These are the key concepts you need to understand to accurately answer the question.

Redox Reactions
Redox reactions are fundamental chemical processes where oxidation and reduction occur simultaneously. In simple terms, oxidation involves the loss of electrons, while reduction means the gain of electrons. Redox stands for "reduction-oxidation," highlighting their interplay.
Redox reactions are vital for various chemical processes, including:
  • Combustion
  • Photosynthesis
  • Metabolism in living organisms
In the context of electrochemical cells, a redox reaction is split into two half-reactions: one for oxidation and one for reduction. Each half-reaction has a standard potential, usually measured in volts. This potential allows us to predict the direction in which the reaction will proceed under standard conditions.

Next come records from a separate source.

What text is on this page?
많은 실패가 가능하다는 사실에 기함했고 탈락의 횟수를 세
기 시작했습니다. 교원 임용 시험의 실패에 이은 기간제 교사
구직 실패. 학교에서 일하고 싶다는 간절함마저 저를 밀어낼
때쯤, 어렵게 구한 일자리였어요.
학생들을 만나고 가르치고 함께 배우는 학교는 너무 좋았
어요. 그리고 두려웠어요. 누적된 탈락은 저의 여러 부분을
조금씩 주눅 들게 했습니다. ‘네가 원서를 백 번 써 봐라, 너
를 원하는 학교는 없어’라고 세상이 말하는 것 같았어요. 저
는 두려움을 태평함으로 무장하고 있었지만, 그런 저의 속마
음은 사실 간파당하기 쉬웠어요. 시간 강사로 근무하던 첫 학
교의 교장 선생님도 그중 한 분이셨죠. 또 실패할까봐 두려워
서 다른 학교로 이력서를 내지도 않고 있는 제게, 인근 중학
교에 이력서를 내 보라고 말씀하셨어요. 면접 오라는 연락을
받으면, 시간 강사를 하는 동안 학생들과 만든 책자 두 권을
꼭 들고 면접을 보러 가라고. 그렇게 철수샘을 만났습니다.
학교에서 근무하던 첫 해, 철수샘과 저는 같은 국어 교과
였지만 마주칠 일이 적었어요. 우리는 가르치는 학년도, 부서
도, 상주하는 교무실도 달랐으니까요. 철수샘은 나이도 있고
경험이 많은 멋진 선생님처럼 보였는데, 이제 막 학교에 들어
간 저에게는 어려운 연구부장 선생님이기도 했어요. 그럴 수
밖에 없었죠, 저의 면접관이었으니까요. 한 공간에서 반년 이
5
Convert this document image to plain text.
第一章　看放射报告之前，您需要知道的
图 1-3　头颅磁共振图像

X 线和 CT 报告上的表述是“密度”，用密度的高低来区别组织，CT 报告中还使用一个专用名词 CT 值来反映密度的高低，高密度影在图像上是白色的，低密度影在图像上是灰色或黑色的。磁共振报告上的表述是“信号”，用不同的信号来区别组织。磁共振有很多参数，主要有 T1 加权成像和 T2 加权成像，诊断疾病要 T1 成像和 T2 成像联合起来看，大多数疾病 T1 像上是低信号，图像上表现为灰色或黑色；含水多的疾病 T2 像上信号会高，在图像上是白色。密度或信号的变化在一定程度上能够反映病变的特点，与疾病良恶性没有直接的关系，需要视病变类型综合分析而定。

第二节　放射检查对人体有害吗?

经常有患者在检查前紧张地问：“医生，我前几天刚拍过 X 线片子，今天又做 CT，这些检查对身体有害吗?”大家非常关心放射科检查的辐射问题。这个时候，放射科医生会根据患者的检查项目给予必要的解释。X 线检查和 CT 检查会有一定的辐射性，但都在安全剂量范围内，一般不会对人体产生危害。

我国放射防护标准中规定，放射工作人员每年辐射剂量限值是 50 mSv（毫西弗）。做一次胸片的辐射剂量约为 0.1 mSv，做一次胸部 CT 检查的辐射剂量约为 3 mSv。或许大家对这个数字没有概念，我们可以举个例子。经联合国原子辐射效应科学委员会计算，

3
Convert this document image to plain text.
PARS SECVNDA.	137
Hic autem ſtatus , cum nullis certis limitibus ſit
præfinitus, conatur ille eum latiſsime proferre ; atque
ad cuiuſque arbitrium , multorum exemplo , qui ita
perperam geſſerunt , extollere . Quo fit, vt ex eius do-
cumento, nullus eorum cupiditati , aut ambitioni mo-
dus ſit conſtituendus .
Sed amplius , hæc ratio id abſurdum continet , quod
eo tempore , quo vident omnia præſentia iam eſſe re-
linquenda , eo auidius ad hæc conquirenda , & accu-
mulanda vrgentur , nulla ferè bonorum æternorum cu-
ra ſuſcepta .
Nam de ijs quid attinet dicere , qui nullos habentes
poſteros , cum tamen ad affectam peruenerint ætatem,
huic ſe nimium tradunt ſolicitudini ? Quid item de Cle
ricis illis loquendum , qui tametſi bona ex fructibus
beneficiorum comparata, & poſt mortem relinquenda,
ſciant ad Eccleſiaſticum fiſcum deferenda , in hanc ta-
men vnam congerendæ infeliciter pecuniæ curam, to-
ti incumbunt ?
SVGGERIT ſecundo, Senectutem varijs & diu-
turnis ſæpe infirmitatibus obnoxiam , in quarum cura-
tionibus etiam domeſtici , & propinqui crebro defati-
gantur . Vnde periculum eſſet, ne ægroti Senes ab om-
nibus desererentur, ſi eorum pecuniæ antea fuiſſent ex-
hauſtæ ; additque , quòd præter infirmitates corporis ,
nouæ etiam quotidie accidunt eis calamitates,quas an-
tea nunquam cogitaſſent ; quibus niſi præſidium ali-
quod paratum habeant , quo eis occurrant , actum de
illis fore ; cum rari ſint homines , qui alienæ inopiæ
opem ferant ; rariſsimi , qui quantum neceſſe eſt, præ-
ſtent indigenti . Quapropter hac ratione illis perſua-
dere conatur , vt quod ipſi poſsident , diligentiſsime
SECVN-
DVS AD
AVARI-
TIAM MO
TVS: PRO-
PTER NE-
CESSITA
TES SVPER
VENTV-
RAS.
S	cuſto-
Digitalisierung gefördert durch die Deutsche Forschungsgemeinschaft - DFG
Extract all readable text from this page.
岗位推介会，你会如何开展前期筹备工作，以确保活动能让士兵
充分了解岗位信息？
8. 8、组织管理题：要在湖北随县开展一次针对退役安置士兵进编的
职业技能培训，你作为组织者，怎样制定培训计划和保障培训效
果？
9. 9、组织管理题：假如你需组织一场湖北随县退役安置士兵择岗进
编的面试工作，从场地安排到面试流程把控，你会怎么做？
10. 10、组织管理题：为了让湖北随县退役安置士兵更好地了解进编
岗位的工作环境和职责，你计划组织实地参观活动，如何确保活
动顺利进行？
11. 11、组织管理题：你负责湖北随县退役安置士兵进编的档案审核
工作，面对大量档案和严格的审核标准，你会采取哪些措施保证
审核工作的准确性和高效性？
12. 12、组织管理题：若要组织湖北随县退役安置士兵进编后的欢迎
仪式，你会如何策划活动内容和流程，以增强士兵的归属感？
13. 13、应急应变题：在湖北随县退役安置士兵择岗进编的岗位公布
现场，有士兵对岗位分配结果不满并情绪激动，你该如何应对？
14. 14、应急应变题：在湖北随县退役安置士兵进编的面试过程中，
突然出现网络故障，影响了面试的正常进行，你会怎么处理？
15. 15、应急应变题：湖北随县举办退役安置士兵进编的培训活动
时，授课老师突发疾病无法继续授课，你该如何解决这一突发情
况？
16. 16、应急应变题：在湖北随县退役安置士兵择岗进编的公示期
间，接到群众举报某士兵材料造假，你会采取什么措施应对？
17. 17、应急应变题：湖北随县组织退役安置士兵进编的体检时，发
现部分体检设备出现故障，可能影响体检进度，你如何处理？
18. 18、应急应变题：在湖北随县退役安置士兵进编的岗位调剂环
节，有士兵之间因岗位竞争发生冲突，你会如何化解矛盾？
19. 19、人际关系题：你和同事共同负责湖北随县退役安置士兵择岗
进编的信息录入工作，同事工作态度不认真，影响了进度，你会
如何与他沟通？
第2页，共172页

The stronger the oxidizing or reducing agent, the more spontaneous the reaction, which is crucial for processes like energy generation in batteries.
Electrochemical Cells
Electrochemical cells are devices that convert chemical energy into electrical energy or vice versa, using redox reactions. These cells consist of two electrodes: the anode and the cathode.
In a galvanic cell, for example:
  • The anode undergoes oxidation, while the cathode undergoes reduction.
  • Electrons flow from the anode to the cathode through an external circuit, generating electrical energy.
The cell's voltage is determined by the difference in the standard potentials of the two electrodes. This is known as the electromotive force (EMF) of the cell.
A positive EMF indicates a spontaneous reaction, a key factor in designing batteries and other power storage devices. Standard electrode potentials, like the ones given in the exercise, are essential for calculating this EMF, helping us understand the feasibility and efficiency of the cell's operation.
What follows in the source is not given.